Where to Use the Skill in a Pipeline
Filter Using Frangi is commonly used in the following pipelines:
- Retinal vessel segmentation - Detect blood vessels in retinal images
- Angiography analysis - Enhance vascular structures in medical scans
- Fingerprint enhancement - Enhance ridge structures
- Neuroimaging - Detect neural fibers and blood vessels
- Quality control - Detect cracks, scratches, or linear defects
A typical pipeline for retinal vessel analysis looks as follows:
# Example pipeline using Frangi (parameters omitted).
from telekinesis import pupil
from datatypes import datatypes, io
# 1. Load retinal image
image = io.load_image(filepath=...)
# 2. Preprocess and normalize
preprocessed = ...
# 3. Apply Frangi filter for vessel detection
vessels = pupil.filter_image_using_frangi(image=preprocessed, ...)
# 4. Threshold to create binary vessel map
binary_vessels = vessels > threshold
# 5. Clean up with morphology
cleaned = pupil.filter_image_using_morphological_open(image=binary_vessels ...)Related skills to build such a pipeline:
load_image: Load medical imagesfilter_image_morphological_open: Clean up vessel detection resultsfilter_image_using_hessian: Alternative vesselness measure
Alternative Skills
| Skill | vs. Filter Using Frangi |
|---|---|
| filter_image_using_hessian | Hessian vesselness is simpler.
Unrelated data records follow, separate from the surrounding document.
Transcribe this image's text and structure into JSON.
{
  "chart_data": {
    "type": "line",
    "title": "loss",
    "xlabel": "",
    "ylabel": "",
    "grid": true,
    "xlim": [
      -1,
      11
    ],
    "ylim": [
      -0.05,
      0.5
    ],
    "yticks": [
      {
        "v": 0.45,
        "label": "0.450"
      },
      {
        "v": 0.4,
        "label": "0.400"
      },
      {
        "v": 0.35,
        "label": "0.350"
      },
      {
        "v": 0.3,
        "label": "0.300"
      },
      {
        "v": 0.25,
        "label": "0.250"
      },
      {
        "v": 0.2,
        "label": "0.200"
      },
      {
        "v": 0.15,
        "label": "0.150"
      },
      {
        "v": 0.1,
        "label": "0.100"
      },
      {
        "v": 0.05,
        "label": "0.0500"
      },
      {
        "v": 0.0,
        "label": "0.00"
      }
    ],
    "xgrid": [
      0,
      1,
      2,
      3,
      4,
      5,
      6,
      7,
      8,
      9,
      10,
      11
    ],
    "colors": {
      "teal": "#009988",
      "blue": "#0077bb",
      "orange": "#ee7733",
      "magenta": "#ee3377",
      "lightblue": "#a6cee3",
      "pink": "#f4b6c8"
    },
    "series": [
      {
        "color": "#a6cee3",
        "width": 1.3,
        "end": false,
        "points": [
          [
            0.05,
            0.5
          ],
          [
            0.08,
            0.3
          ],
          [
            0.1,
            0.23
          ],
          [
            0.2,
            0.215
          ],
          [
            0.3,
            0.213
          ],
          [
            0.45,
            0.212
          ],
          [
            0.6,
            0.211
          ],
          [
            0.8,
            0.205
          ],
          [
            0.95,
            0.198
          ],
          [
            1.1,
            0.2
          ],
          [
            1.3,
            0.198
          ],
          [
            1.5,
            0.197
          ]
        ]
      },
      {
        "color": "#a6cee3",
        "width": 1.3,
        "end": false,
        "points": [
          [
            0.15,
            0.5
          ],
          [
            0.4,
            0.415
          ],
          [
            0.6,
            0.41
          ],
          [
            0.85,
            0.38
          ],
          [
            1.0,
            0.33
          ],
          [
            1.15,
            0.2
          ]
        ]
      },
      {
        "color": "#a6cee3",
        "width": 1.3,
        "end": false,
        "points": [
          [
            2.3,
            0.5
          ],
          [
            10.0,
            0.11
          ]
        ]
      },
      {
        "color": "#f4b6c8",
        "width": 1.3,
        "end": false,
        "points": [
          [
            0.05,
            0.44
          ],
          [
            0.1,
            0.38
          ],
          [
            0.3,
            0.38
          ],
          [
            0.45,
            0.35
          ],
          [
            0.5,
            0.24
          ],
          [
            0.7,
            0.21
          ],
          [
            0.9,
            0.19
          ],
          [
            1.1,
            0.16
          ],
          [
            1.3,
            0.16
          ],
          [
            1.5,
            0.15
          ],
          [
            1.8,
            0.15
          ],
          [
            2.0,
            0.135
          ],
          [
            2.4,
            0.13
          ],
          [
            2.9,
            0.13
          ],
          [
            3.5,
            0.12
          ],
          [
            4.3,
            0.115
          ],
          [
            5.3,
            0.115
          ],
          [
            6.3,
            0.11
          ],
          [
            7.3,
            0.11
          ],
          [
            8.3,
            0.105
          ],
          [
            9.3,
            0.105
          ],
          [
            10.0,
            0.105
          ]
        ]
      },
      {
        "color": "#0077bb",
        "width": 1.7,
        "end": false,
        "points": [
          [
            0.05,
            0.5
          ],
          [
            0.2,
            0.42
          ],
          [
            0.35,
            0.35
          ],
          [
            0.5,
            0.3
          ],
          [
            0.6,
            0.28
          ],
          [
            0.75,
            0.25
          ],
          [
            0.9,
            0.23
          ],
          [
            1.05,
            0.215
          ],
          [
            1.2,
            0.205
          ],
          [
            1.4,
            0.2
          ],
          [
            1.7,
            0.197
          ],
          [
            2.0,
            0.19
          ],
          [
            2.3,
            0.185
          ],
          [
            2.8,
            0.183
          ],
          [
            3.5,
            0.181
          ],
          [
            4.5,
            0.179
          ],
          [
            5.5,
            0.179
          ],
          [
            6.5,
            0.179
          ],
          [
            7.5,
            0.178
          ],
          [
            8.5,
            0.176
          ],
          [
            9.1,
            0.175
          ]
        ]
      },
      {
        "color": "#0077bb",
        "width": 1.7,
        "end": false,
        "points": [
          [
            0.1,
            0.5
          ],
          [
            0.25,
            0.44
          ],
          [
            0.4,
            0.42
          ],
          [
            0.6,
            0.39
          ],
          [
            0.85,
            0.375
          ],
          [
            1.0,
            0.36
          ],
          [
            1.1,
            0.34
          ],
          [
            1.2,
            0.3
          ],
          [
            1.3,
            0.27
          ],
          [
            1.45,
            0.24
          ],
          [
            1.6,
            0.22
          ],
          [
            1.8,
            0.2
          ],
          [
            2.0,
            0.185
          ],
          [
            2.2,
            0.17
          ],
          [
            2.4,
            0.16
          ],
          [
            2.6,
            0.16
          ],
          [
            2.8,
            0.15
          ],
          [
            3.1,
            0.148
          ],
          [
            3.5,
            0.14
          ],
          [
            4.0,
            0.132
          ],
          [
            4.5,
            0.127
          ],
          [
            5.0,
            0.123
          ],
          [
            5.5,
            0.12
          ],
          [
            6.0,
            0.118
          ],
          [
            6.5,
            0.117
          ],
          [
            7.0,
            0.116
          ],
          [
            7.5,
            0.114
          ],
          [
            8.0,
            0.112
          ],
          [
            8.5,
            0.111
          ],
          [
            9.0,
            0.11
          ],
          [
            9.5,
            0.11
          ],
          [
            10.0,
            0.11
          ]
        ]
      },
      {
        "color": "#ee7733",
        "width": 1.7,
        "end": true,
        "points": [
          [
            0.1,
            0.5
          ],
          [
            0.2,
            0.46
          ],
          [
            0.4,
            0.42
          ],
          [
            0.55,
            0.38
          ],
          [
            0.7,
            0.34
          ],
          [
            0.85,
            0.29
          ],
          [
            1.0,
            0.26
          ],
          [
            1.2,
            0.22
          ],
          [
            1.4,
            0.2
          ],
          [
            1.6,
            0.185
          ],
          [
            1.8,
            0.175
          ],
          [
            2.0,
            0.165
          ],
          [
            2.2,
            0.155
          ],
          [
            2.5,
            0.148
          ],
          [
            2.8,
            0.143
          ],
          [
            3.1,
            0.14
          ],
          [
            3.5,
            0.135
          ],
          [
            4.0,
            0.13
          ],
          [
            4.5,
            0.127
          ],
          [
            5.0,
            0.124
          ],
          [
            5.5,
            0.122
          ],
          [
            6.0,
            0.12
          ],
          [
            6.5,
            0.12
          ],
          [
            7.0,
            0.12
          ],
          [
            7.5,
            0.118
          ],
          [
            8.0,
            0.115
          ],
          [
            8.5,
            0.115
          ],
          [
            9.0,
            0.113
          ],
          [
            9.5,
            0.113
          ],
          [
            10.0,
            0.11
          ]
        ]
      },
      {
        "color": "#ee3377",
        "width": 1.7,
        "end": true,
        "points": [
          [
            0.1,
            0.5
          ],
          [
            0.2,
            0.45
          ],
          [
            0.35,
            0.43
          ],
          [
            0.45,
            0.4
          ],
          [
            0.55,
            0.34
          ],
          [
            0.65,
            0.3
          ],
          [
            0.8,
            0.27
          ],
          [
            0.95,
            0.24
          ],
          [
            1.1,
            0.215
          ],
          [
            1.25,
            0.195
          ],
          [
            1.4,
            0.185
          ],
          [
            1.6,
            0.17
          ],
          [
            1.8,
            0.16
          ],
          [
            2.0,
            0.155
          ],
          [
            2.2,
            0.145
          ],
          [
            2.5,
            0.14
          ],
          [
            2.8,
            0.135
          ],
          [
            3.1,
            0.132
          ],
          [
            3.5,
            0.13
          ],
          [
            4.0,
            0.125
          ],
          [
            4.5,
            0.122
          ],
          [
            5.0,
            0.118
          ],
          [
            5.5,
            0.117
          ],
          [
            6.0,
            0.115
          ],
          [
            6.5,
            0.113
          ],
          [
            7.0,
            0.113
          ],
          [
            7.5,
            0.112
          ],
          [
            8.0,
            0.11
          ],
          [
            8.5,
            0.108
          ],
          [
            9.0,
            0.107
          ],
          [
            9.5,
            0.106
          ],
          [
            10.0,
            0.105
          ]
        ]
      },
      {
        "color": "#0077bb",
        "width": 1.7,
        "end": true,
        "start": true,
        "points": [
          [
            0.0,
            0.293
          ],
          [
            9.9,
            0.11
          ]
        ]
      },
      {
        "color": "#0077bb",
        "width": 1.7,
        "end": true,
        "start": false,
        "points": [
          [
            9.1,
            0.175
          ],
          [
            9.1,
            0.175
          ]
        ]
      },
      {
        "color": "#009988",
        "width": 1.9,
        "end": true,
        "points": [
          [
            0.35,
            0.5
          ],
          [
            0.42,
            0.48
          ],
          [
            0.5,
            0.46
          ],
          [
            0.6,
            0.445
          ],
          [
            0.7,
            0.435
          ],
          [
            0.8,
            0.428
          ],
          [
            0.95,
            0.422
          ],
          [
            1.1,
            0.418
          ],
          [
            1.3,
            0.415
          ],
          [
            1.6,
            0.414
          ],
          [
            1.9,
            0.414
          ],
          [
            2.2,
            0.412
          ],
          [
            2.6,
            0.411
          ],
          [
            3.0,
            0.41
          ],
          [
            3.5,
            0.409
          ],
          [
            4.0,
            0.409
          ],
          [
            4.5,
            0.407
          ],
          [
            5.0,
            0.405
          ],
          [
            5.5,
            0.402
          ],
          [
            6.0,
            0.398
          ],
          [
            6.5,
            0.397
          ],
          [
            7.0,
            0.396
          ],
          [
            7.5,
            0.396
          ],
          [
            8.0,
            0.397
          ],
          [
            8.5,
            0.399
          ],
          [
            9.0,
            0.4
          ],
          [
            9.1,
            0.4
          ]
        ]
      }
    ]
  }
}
Use Frangi for more sophisticated vessel detection, Hessian for speed. |
| filter_image_using_sato | Sato is optimized for ridge detection. Use Frangi for vessels, Sato for general ridges. |
| filter_image_using_meijering | Meijering is optimized for neurites. Use Frangi for general vessels, Meijering for fine branching structures. |
When Not to Use the Skill
Do not use Filter Using Frangi when:
- You need simple edge detection (Use Sobel or Canny instead)
- You're detecting non-tubular structures (Use appropriate edge or blob detectors)
- You need very fast processing (Frangi is computationally expensive due to multi-scale analysis)
- Your structures are not vessel-like (Use general-purpose filters instead)
WARNING
Frangi filtering is computationally intensive due to multi-scale Hessian eigenvalue analysis. For large images, consider processing at reduced resolution or using a limited scale range.